Maar – het moet weer eens gezegd – het is de ‘absurditeit’ van Psalmen bidden zelf: het ‘zingen tegen beter weten in’, of zoals ik het al noemde: de ‘negro-spirituals’ van de Bijbel.
Na de absurd-lovende inleiding van strofe 1 volgen 7 strofen met redenen waarom dat níet absurd is en bemerk dat deze strofen in de tegenwoordige tijd staan.
Heb je het al door waar we – weer eens – uitkomen met deze Psalm?

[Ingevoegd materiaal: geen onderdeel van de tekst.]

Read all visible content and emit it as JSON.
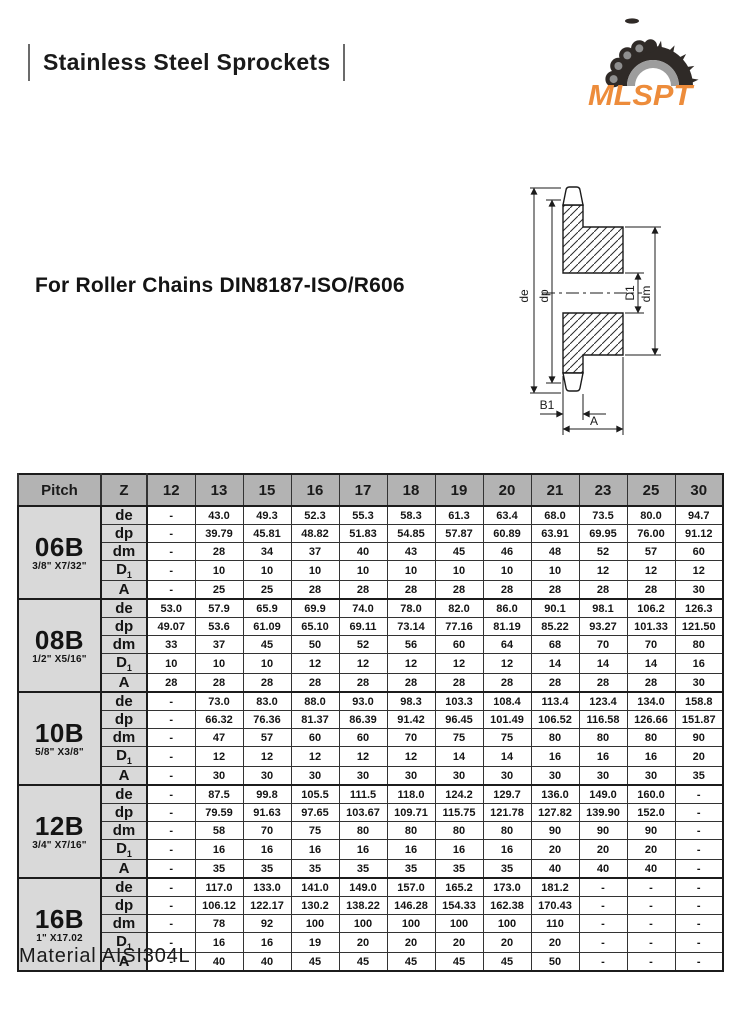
{
  "page": {
    "title": "Stainless Steel Sprockets",
    "section_heading": "For Roller Chains DIN8187-ISO/R606",
    "brand": "MLSPT",
    "material_note": "Material AISI304L"
  },
  "colors": {
    "brand_orange": "#ED8C3B",
    "table_header_gray": "#b3b3b3",
    "table_label_gray": "#d9d9d9",
    "line_black": "#1b1b1b"
  },
  "diagram": {
    "labels": {
      "outer_diameter": "de",
      "pitch_diameter": "dp",
      "bore_diameter": "D1",
      "hub_diameter": "dm",
      "tooth_width": "B1",
      "hub_width": "A"
    }
  },
  "table": {
    "corner_header": "Pitch",
    "z_header": "Z",
    "teeth_counts": [
      "12",
      "13",
      "15",
      "16",
      "17",
      "18",
      "19",
      "20",
      "21",
      "23",
      "25",
      "30"
    ],
    "blocks": [
      {
        "pitch": "06B",
        "size": "3/8\" X7/32\"",
        "rows": [
          {
            "label": "de",
            "values": [
              "-",
              "43.0",
              "49.3",
              "52.3",
              "55.3",
              "58.3",
              "61.3",
              "63.4",
              "68.0",
              "73.5",
              "80.0",
              "94.7"
            ]
          },
          {
            "label": "dp",
            "values": [
              "-",
              "39.79",
              "45.81",
              "48.82",
              "51.83",
              "54.85",
              "57.87",
              "60.89",
              "63.91",
              "69.95",
              "76.00",
              "91.12"
            ]
          },
          {
            "label": "dm",
            "values": [
              "-",
              "28",
              "34",
              "37",
              "40",
              "43",
              "45",
              "46",
              "48",
              "52",
              "57",
              "60"
            ]
          },
          {
            "label": "D1",
            "values": [
              "-",
              "10",
              "10",
              "10",
              "10",
              "10",
              "10",
              "10",
              "10",
              "12",
              "12",
              "12"
            ]
          },
          {
            "label": "A",
            "values": [
              "-",
              "25",
              "25",
              "28",
              "28",
              "28",
              "28",
              "28",
              "28",
              "28",
              "28",
              "30"
            ]
          }
        ]
      },
      {
        "pitch": "08B",
        "size": "1/2\" X5/16\"",
        "rows": [
          {
            "label": "de",
            "values": [
              "53.0",
              "57.9",
              "65.9",
              "69.9",
              "74.0",
              "78.0",
              "82.0",
              "86.0",
              "90.1",
              "98.1",
              "106.2",
              "126.3"
            ]
          },
          {
            "label": "dp",
            "values": [
              "49.07",
              "53.6",
              "61.09",
              "65.10",
              "69.11",
              "73.14",
              "77.16",
              "81.19",
              "85.22",
              "93.27",
              "101.33",
              "121.50"
            ]
          },
          {
            "label": "dm",
            "values": [
              "33",
              "37",
              "45",
              "50",
              "52",
              "56",
              "60",
              "64",
              "68",
              "70",
              "70",
              "80"
            ]
          },
          {
            "label": "D1",
            "values": [
              "10",
              "10",
              "10",
              "12",
              "12",
              "12",
              "12",
              "12",
              "14",
              "14",
              "14",
              "16"
            ]
          },
          {
            "label": "A",
            "values": [
              "28",
              "28",
              "28",
              "28",
              "28",
              "28",
              "28",
              "28",
              "28",
              "28",
              "28",
              "30"
            ]
          }
        ]
      },
      {
        "pitch": "10B",
        "size": "5/8\" X3/8\"",
        "rows": [
          {
            "label": "de",
            "values": [
              "-",
              "73.0",
              "83.0",
              "88.0",
              "93.0",
              "98.3",
              "103.3",
              "108.4",
              "113.4",
              "123.4",
              "134.0",
              "158.8"
            ]
          },
          {
            "label": "dp",
            "values": [
              "-",
              "66.32",
              "76.36",
              "81.37",
              "86.39",
              "91.42",
              "96.45",
              "101.49",
              "106.52",
              "116.58",
              "126.66",
              "151.87"
            ]
          },
          {
            "label": "dm",
            "values": [
              "-",
              "47",
              "57",
              "60",
              "60",
              "70",
              "75",
              "75",
              "80",
              "80",
              "80",
              "90"
            ]
          },
          {
            "label": "D1",
            "values": [
              "-",
              "12",
              "12",
              "12",
              "12",
              "12",
              "14",
              "14",
              "16",
              "16",
              "16",
              "20"
            ]
          },
          {
            "label": "A",
            "values": [
              "-",
              "30",
              "30",
              "30",
              "30",
              "30",
              "30",
              "30",
              "30",
              "30",
              "30",
              "35"
            ]
          }
        ]
      },
      {
        "pitch": "12B",
        "size": "3/4\" X7/16\"",
        "rows": [
          {
            "label": "de",
            "values": [
              "-",
              "87.5",
              "99.8",
              "105.5",
              "111.5",
              "118.0",
              "124.2",
              "129.7",
              "136.0",
              "149.0",
              "160.0",
              "-"
            ]
          },
          {
            "label": "dp",
            "values": [
              "-",
              "79.59",
              "91.63",
              "97.65",
              "103.67",
              "109.71",
              "115.75",
              "121.78",
              "127.82",
              "139.90",
              "152.0",
              "-"
            ]
          },
          {
            "label": "dm",
            "values": [
              "-",
              "58",
              "70",
              "75",
              "80",
              "80",
              "80",
              "80",
              "90",
              "90",
              "90",
              "-"
            ]
          },
          {
            "label": "D1",
            "values": [
              "-",
              "16",
              "16",
              "16",
              "16",
              "16",
              "16",
              "16",
              "20",
              "20",
              "20",
              "-"
            ]
          },
          {
            "label": "A",
            "values": [
              "-",
              "35",
              "35",
              "35",
              "35",
              "35",
              "35",
              "35",
              "40",
              "40",
              "40",
              "-"
            ]
          }
        ]
      },
      {
        "pitch": "16B",
        "size": "1\" X17.02",
        "rows": [
          {
            "label": "de",
            "values": [
              "-",
              "117.0",
              "133.0",
              "141.0",
              "149.0",
              "157.0",
              "165.2",
              "173.0",
              "181.2",
              "-",
              "-",
              "-"
            ]
          },
          {
            "label": "dp",
            "values": [
              "-",
              "106.12",
              "122.17",
              "130.2",
              "138.22",
              "146.28",
              "154.33",
              "162.38",
              "170.43",
              "-",
              "-",
              "-"
            ]
          },
          {
            "label": "dm",
            "values": [
              "-",
              "78",
              "92",
              "100",
              "100",
              "100",
              "100",
              "100",
              "110",
              "-",
              "-",
              "-"
            ]
          },
          {
            "label": "D1",
            "values": [
              "-",
              "16",
              "16",
              "19",
              "20",
              "20",
              "20",
              "20",
              "20",
              "-",
              "-",
              "-"
            ]
          },
          {
            "label": "A",
            "values": [
              "-",
              "40",
              "40",
              "45",
              "45",
              "45",
              "45",
              "45",
              "50",
              "-",
              "-",
              "-"
            ]
          }
        ]
      }
    ]
  }
}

Nee, op het ogenblik zelf van het bidden van de Psalm (in de ballingschap) zal de bidder zeker niet al die ‘weldaden’ gezien hebben. Maar hij zal en wil niet vergeten ze vroeger wél ervaren te hebben. En daarom zingt hij: om niet te vergeten, om te ‘her-inneren’. En ‘her-inneren’ is zó werkzaam dat ze vandaag weer actueel worden en de bidder ze weer gaat her-kennen in zijn leven – ook nu. Zo wordt de lof, aan het begin én aan het eind van de Psalm, geen ijdele of kunstmatige zelfbegoocheling, maar een ‘rechtmatige’ dank voor de ultra-reële zegen die de bidder her-kent, gisteren, vandaag én morgen.
En wat nu met ons/mij?
Het is alvast de uitdaging – een bevrijdende uitdaging – om in díe beweging van de Psalmen te gaan staan en om die werkzame kracht van de her-inner-ing aan mij te laten gebeuren.

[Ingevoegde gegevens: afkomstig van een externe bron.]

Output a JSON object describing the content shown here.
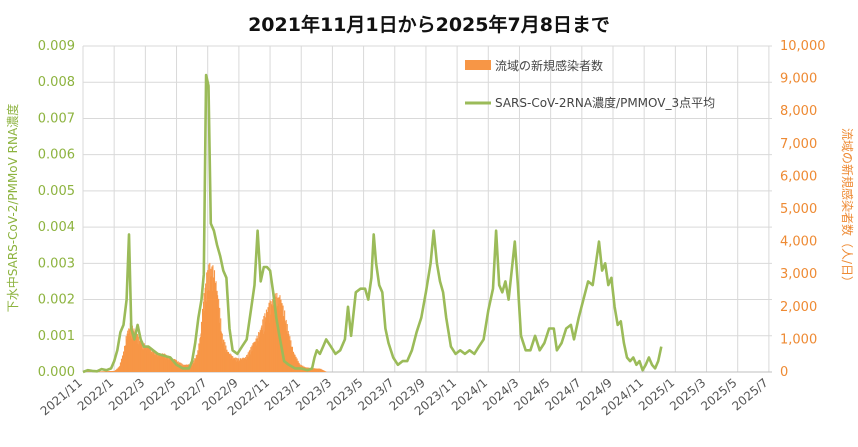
{
  "chart_data": {
    "type": "line+bar",
    "title": "2021年11月1日から2025年7月8日まで",
    "y_left_label": "下水中SARS-CoV-2/PMMoV RNA濃度",
    "y_right_label": "流域の新規感染者数（人/日）",
    "y_left_ticks": [
      "0.000",
      "0.001",
      "0.002",
      "0.003",
      "0.004",
      "0.005",
      "0.006",
      "0.007",
      "0.008",
      "0.009"
    ],
    "y_right_ticks": [
      "0",
      "1,000",
      "2,000",
      "3,000",
      "4,000",
      "5,000",
      "6,000",
      "7,000",
      "8,000",
      "9,000",
      "10,000"
    ],
    "y_left_range": [
      0,
      0.009
    ],
    "y_right_range": [
      0,
      10000
    ],
    "x_ticks": [
      "2021/11",
      "2022/1",
      "2022/3",
      "2022/5",
      "2022/7",
      "2022/9",
      "2022/11",
      "2023/1",
      "2023/3",
      "2023/5",
      "2023/7",
      "2023/9",
      "2023/11",
      "2024/1",
      "2024/3",
      "2024/5",
      "2024/7",
      "2024/9",
      "2024/11",
      "2025/1",
      "2025/3",
      "2025/5",
      "2025/7"
    ],
    "x_range_months": [
      0,
      44.2
    ],
    "grid": true,
    "legend_position": "top-right",
    "colors": {
      "line": "#9BBB59",
      "bars": "#F79646",
      "left_axis": "#8DB33F",
      "right_axis": "#EE8A33"
    },
    "series": [
      {
        "name": "流域の新規感染者数",
        "kind": "bar",
        "axis": "right",
        "points": [
          [
            0,
            10
          ],
          [
            1,
            15
          ],
          [
            2,
            30
          ],
          [
            2.3,
            150
          ],
          [
            2.6,
            600
          ],
          [
            2.8,
            1100
          ],
          [
            3,
            1300
          ],
          [
            3.3,
            1100
          ],
          [
            3.6,
            900
          ],
          [
            4,
            700
          ],
          [
            4.4,
            600
          ],
          [
            4.8,
            500
          ],
          [
            5.2,
            480
          ],
          [
            5.6,
            400
          ],
          [
            6,
            300
          ],
          [
            6.4,
            200
          ],
          [
            6.8,
            200
          ],
          [
            7,
            250
          ],
          [
            7.3,
            500
          ],
          [
            7.5,
            1000
          ],
          [
            7.7,
            2000
          ],
          [
            7.9,
            2600
          ],
          [
            8.1,
            2900
          ],
          [
            8.3,
            2800
          ],
          [
            8.5,
            2500
          ],
          [
            8.7,
            1800
          ],
          [
            8.9,
            1000
          ],
          [
            9.2,
            600
          ],
          [
            9.6,
            400
          ],
          [
            10,
            350
          ],
          [
            10.4,
            400
          ],
          [
            10.8,
            700
          ],
          [
            11.2,
            1000
          ],
          [
            11.6,
            1500
          ],
          [
            12,
            1900
          ],
          [
            12.3,
            2100
          ],
          [
            12.6,
            2000
          ],
          [
            12.9,
            1600
          ],
          [
            13.2,
            1000
          ],
          [
            13.5,
            500
          ],
          [
            13.9,
            200
          ],
          [
            14.3,
            120
          ],
          [
            14.8,
            100
          ],
          [
            15.2,
            90
          ],
          [
            15.6,
            0
          ]
        ]
      },
      {
        "name": "SARS-CoV-2RNA濃度/PMMOV_3点平均",
        "kind": "line",
        "axis": "left",
        "points": [
          [
            0,
            0
          ],
          [
            0.3,
            5e-05
          ],
          [
            0.6,
            3e-05
          ],
          [
            0.9,
            2e-05
          ],
          [
            1.2,
            8e-05
          ],
          [
            1.5,
            5e-05
          ],
          [
            1.8,
            0.0001
          ],
          [
            2.0,
            0.0003
          ],
          [
            2.2,
            0.0006
          ],
          [
            2.4,
            0.0011
          ],
          [
            2.6,
            0.0013
          ],
          [
            2.8,
            0.002
          ],
          [
            2.95,
            0.0038
          ],
          [
            3.1,
            0.0012
          ],
          [
            3.3,
            0.0009
          ],
          [
            3.5,
            0.0013
          ],
          [
            3.7,
            0.0009
          ],
          [
            3.9,
            0.0007
          ],
          [
            4.2,
            0.0007
          ],
          [
            4.5,
            0.0006
          ],
          [
            4.8,
            0.0005
          ],
          [
            5.2,
            0.00045
          ],
          [
            5.6,
            0.0004
          ],
          [
            6.0,
            0.0002
          ],
          [
            6.4,
            0.0001
          ],
          [
            6.8,
            0.0001
          ],
          [
            7.0,
            0.0003
          ],
          [
            7.2,
            0.0008
          ],
          [
            7.4,
            0.0015
          ],
          [
            7.6,
            0.002
          ],
          [
            7.75,
            0.0027
          ],
          [
            7.9,
            0.0082
          ],
          [
            8.05,
            0.0079
          ],
          [
            8.2,
            0.0041
          ],
          [
            8.4,
            0.0039
          ],
          [
            8.6,
            0.0035
          ],
          [
            8.8,
            0.0032
          ],
          [
            9.0,
            0.0028
          ],
          [
            9.2,
            0.0026
          ],
          [
            9.4,
            0.0012
          ],
          [
            9.6,
            0.0006
          ],
          [
            9.9,
            0.0005
          ],
          [
            10.2,
            0.0007
          ],
          [
            10.5,
            0.0009
          ],
          [
            10.8,
            0.0018
          ],
          [
            11.0,
            0.0024
          ],
          [
            11.2,
            0.0039
          ],
          [
            11.4,
            0.0025
          ],
          [
            11.6,
            0.0029
          ],
          [
            11.8,
            0.0029
          ],
          [
            12.0,
            0.0028
          ],
          [
            12.2,
            0.0022
          ],
          [
            12.4,
            0.0015
          ],
          [
            12.6,
            0.001
          ],
          [
            12.9,
            0.0003
          ],
          [
            13.2,
            0.0002
          ],
          [
            13.6,
            0.0001
          ],
          [
            14.0,
            0.0001
          ],
          [
            14.4,
            5e-05
          ],
          [
            14.7,
            0.0001
          ],
          [
            14.85,
            0.0004
          ],
          [
            15.0,
            0.0006
          ],
          [
            15.2,
            0.0005
          ],
          [
            15.4,
            0.0007
          ],
          [
            15.6,
            0.0009
          ],
          [
            15.9,
            0.0007
          ],
          [
            16.2,
            0.0005
          ],
          [
            16.5,
            0.0006
          ],
          [
            16.8,
            0.0009
          ],
          [
            17.0,
            0.0018
          ],
          [
            17.2,
            0.001
          ],
          [
            17.5,
            0.0022
          ],
          [
            17.8,
            0.0023
          ],
          [
            18.1,
            0.0023
          ],
          [
            18.3,
            0.002
          ],
          [
            18.5,
            0.0026
          ],
          [
            18.65,
            0.0038
          ],
          [
            18.8,
            0.003
          ],
          [
            19.0,
            0.0024
          ],
          [
            19.2,
            0.0022
          ],
          [
            19.4,
            0.0012
          ],
          [
            19.6,
            0.0008
          ],
          [
            19.9,
            0.0004
          ],
          [
            20.2,
            0.0002
          ],
          [
            20.5,
            0.0003
          ],
          [
            20.8,
            0.0003
          ],
          [
            21.1,
            0.0006
          ],
          [
            21.4,
            0.0011
          ],
          [
            21.7,
            0.0015
          ],
          [
            22.0,
            0.0022
          ],
          [
            22.3,
            0.003
          ],
          [
            22.5,
            0.0039
          ],
          [
            22.7,
            0.003
          ],
          [
            22.9,
            0.0025
          ],
          [
            23.1,
            0.0022
          ],
          [
            23.3,
            0.0015
          ],
          [
            23.6,
            0.0007
          ],
          [
            23.9,
            0.0005
          ],
          [
            24.2,
            0.0006
          ],
          [
            24.5,
            0.0005
          ],
          [
            24.8,
            0.0006
          ],
          [
            25.1,
            0.0005
          ],
          [
            25.4,
            0.0007
          ],
          [
            25.7,
            0.0009
          ],
          [
            26.0,
            0.0017
          ],
          [
            26.3,
            0.0023
          ],
          [
            26.5,
            0.0039
          ],
          [
            26.7,
            0.0024
          ],
          [
            26.9,
            0.0022
          ],
          [
            27.1,
            0.0025
          ],
          [
            27.3,
            0.002
          ],
          [
            27.5,
            0.0028
          ],
          [
            27.7,
            0.0036
          ],
          [
            27.9,
            0.0024
          ],
          [
            28.1,
            0.001
          ],
          [
            28.4,
            0.0006
          ],
          [
            28.7,
            0.0006
          ],
          [
            29.0,
            0.001
          ],
          [
            29.3,
            0.0006
          ],
          [
            29.6,
            0.0008
          ],
          [
            29.9,
            0.0012
          ],
          [
            30.2,
            0.0012
          ],
          [
            30.4,
            0.0006
          ],
          [
            30.7,
            0.0008
          ],
          [
            31.0,
            0.0012
          ],
          [
            31.3,
            0.0013
          ],
          [
            31.5,
            0.0009
          ],
          [
            31.8,
            0.0015
          ],
          [
            32.1,
            0.002
          ],
          [
            32.4,
            0.0025
          ],
          [
            32.7,
            0.0024
          ],
          [
            32.9,
            0.003
          ],
          [
            33.1,
            0.0036
          ],
          [
            33.3,
            0.0028
          ],
          [
            33.5,
            0.003
          ],
          [
            33.7,
            0.0024
          ],
          [
            33.9,
            0.0026
          ],
          [
            34.1,
            0.0018
          ],
          [
            34.3,
            0.0013
          ],
          [
            34.5,
            0.0014
          ],
          [
            34.7,
            0.0008
          ],
          [
            34.9,
            0.0004
          ],
          [
            35.1,
            0.0003
          ],
          [
            35.3,
            0.0004
          ],
          [
            35.5,
            0.0002
          ],
          [
            35.7,
            0.0003
          ],
          [
            35.9,
            5e-05
          ],
          [
            36.1,
            0.0002
          ],
          [
            36.3,
            0.0004
          ],
          [
            36.5,
            0.0002
          ],
          [
            36.7,
            0.0001
          ],
          [
            36.9,
            0.0003
          ],
          [
            37.1,
            0.0007
          ]
        ]
      }
    ]
  }
}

Ik kan hopen voor jou dat je op dit ogenblik in niet al te ballingschap-achtige toestanden verkeert. Dat kan wel eens gebeuren in een mensenleven. De mijne is er gelukkig geen van verdrukking en verwoesting, maar toch wel een van de last voelen wegen van het moeten leren leven in een totaal nieuwe omgeving (en dat is dan nog maar binnen Vlaanderen; wat moet dat niet zijn voor vluchtelingen!).
Maar het deed mij goed om al biddend mij door al die verzen te laten leiden en her-inner-ingen naar boven te laten komen. Zin na zin bleek het eigenlijk niet zo moeilijk om in het geheel van mijn levensloop te zien hoe ‘de Heer mij zijn weldaden deed kennen’. En ik kan het je getuigen: dat achterom kijken stuwt je vooruit! Als G-d zo met mij was in vroeger tijden, waarom zou hij dat vandaag en morgen dan niet zijn! En hoe meer ik her-inner, hoe beter ik ook zie hoe hij ook vandaag werkzaam is in mijn leven, en hoe meer ik mij durf laten meevoeren in mijn vertrouwen dat hij dat voor de rest van mijn leven zal doen – waar ik ook uitkom, of hoe dat leven ook verder zal verlopen!
Als ík zijn verbond onderhoud en mij zijn Wijzing her-inner om haar te volgen, zal ook voor mij, in mijn huidige én alle toekomstige omstandigheden van mijn leven, ervaarbaar worden dat zijn Genade tot altijd is.
En dan zal ik niet alleen zelf zingen, maar ook alle hemelse machten en alle schepselen uitbundig uitnodigen om mee te zingen: Zegen de Heer!